Il procedimento pratico inizia di norma con l'insorgere di un conflitto, ad esempio in relazione a un licenziamento o a crediti in sospeso. Seguono poi le trattative tra le parti, spesso con il coinvolgimento di avvocati o sindacati. L'obiettivo è raggiungere un accordo sull'ammontare e la struttura dei pagamenti, nonché sulla data di erogazione. L'accordo viene poi messo per iscritto, spesso nell'ambito di una conciliazione davanti a un sindacato, all'ispettorato del lavoro o a un tribunale, per aumentare la certezza del diritto.
Per il pagamento tramite busta paga è fondamentale che sia presente un accordo firmato dal quale emergano chiaramente le singole componenti. Solo su questa base avviene il corretto trattamento dei monti ai fini salariali e di diritto tributario. A tal fine è essenziale una netta separazione tra retribuzione, indennità di licenziamento ed eventuali risarcimenti danni. La tassazione avviene di norma al momento del pagamento e può quindi diventare rilevante anche in un esercizio fiscale successivo.
Particolare importanza riveste la documentazione.
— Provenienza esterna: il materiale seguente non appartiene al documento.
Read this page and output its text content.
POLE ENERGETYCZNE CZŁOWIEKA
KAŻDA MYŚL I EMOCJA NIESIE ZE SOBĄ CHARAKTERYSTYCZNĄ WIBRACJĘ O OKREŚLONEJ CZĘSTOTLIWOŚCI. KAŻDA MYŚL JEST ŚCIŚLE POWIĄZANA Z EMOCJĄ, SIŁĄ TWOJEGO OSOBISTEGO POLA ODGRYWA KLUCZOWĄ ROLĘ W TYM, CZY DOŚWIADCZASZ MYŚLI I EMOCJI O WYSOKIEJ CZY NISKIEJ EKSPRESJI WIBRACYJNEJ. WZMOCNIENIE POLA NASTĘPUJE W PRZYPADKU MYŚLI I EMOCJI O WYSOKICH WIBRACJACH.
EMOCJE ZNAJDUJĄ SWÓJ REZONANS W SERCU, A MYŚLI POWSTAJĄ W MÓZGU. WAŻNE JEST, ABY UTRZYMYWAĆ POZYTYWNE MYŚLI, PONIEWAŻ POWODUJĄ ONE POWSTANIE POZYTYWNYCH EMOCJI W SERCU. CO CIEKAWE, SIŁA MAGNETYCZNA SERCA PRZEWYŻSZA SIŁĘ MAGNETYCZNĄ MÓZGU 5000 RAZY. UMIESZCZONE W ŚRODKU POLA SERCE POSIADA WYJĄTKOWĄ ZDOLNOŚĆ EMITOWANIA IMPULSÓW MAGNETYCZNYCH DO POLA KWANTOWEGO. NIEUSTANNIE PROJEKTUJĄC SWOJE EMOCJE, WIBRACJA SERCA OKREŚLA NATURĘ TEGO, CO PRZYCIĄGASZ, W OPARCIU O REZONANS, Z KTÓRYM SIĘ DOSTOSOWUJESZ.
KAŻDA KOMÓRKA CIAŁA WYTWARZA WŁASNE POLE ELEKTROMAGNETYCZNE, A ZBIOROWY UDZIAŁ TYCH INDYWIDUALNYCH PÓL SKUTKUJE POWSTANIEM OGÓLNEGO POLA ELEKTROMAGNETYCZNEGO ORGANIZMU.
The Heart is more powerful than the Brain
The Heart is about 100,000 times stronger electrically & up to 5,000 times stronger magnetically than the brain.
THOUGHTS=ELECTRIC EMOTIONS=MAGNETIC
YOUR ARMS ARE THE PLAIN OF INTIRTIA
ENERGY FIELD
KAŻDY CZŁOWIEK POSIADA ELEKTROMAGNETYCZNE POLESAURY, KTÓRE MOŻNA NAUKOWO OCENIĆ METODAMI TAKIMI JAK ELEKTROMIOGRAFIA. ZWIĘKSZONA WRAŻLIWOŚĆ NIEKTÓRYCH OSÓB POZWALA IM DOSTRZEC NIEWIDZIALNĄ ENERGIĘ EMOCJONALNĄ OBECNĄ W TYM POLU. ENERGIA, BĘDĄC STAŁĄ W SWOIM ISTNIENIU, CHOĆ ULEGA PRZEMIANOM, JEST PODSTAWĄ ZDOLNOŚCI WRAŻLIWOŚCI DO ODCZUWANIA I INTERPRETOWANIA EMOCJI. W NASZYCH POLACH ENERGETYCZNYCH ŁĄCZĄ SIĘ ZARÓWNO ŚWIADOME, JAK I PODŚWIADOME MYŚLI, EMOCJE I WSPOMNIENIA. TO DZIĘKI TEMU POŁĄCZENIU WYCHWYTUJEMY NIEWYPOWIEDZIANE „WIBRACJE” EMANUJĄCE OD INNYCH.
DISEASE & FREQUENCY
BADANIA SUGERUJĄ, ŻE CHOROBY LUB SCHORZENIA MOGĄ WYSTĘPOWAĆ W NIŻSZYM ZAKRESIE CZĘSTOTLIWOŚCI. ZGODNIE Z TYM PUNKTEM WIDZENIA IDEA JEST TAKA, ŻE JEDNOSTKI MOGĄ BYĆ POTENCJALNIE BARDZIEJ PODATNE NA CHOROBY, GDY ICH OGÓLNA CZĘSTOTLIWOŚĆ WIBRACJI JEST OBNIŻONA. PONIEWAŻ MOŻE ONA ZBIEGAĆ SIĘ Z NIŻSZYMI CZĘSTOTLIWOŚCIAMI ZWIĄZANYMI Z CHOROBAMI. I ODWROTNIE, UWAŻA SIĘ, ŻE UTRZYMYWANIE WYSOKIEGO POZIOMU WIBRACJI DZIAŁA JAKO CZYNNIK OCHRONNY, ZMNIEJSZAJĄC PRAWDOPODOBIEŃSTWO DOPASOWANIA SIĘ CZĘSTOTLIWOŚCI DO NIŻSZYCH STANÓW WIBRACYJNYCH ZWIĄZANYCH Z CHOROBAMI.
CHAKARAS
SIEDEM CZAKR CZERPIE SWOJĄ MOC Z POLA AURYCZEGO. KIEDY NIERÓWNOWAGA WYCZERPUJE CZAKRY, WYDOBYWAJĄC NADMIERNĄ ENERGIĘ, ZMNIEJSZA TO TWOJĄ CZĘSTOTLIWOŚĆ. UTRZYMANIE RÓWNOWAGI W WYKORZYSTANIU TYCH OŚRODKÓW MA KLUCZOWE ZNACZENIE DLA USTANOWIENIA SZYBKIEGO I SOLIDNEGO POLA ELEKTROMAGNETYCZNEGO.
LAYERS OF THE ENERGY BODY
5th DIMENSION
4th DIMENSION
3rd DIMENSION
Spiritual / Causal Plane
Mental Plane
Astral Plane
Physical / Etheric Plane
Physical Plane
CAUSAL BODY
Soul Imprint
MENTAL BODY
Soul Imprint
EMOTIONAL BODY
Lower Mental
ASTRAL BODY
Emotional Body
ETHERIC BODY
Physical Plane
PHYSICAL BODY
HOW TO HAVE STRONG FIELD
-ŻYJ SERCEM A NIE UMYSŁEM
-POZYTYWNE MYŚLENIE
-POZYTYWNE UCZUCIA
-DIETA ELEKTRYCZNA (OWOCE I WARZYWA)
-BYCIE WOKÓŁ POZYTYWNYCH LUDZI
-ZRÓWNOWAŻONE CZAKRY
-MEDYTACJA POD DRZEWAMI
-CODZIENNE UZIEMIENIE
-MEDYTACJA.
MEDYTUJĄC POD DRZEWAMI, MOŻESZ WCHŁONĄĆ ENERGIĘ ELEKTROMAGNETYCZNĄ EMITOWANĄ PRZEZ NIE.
Le aziende dovrebbero conservare con cura l’accordo transattivo e la classificazione interna dei singoli importi, al fine di poter fornire una motivazione comprensibile in caso di verifica. Formulazioni poco chiare o generiche nell’accordo transattivo possono comportare rischi considerevoli, in particolare se i pagamenti vengono successivamente qualificati come retribuzione soggetta a contributi.
In sintesi, si può affermare che i pagamenti transattivi rappresentano una materia complessa nel diritto del lavoro italiano, in cui la corretta classificazione delle singole componenti è di fondamentale importanza. Una chiara strutturazione della transazione e un'attenta implementazione nel calcolo delle retribuzioni sono decisive per evitare rischi fiscali e previdenziali.